Whether or not you have a diagnosis of hypertension, or are taking medication for it, measurement of the blood pressure in the physician’s office often poses problems.

For patients who don’t have known hypertension, but whose office pressures are high, their pressures are often normal when measured by them at home, using their own blood pressure devices.

For patients who have a diagnosis of hypertension, the pressure measured in the office are often not at target, leaving us with the question of whether to alter the dose or add an additional medication.

Most of the time, when this occurs, I ask the patient to measure their pressures daily, or twice daily, for 7 to 10 days and “report back”. This process usually results in a lower reading, often eliminating the need to change medication.

So, what is the core message of this observation? I believe you should take the measurement made in the physician’s office with a “grain of salt”. And you should definitely obtain a blood pressure device and be prepared to measure your pressures at home, in your own setting. Experience shows that many, if not most, patients’ blood pressure goes up, probably due to the anxious feelings patients have about visiting the physician (white coat syndrome).

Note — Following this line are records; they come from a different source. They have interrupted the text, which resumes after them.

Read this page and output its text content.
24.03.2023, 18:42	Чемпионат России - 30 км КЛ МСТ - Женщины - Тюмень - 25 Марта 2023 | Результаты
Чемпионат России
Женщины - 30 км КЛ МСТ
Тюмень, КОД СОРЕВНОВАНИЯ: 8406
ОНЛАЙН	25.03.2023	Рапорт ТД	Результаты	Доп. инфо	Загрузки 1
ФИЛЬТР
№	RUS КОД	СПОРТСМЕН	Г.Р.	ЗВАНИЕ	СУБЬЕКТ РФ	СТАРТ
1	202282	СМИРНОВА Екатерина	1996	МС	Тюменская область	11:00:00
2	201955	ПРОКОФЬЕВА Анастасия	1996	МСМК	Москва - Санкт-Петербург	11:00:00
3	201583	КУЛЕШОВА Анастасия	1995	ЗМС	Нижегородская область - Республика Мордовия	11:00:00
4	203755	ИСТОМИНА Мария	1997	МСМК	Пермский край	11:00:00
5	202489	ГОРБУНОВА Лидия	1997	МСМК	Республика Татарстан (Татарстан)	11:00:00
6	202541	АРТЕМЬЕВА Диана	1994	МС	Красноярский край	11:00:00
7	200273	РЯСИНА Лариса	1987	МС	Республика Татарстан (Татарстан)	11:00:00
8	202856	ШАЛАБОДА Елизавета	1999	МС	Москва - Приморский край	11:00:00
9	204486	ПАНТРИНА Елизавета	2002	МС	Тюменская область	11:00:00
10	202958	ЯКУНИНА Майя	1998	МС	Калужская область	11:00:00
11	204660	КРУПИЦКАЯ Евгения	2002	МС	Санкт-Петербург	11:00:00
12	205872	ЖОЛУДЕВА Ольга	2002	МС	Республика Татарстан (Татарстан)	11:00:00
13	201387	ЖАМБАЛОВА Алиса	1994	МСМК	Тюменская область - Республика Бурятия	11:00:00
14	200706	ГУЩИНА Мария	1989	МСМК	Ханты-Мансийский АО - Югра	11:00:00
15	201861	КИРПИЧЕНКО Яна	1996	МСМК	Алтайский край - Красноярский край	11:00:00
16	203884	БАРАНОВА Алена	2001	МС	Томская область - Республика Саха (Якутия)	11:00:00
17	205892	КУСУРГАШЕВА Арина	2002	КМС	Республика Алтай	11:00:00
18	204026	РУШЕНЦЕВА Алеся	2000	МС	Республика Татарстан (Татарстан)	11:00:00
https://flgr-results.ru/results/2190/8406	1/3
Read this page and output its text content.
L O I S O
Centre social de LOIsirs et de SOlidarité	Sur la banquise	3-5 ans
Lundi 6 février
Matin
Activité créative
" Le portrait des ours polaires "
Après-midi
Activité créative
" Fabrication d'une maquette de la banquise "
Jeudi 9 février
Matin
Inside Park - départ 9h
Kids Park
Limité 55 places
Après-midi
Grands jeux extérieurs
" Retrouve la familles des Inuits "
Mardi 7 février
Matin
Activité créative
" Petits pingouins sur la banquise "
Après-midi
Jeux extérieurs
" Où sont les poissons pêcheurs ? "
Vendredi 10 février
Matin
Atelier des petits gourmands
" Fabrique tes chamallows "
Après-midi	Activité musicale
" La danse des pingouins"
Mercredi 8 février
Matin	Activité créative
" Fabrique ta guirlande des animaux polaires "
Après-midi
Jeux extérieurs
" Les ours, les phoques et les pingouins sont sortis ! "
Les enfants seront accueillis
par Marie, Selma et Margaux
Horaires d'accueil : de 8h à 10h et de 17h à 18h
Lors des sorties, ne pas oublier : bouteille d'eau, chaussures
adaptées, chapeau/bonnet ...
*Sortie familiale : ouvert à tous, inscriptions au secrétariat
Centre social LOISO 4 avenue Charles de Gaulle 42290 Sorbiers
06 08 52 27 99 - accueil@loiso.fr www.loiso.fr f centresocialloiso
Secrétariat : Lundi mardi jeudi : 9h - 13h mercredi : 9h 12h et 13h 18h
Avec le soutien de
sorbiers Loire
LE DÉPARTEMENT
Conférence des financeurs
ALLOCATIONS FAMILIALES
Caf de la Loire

Does it mean that we shouldn’t even measure the pressure when you come to see your doctor? No, we still should take the blood pressure, record it, track the trend and, also, record the patients’ readings from home. Then, we should consider all of the readings in concert in order to make the best decisions about what to do with medications.

Hypertension medications can cause serious side effects and may have long term consequences. Because of the “white coat” effect, we often run the risk of over treating hypertension. Using the approach described here, I believe we can avoid this problem and only treat your blood pressure if it is truly necessary.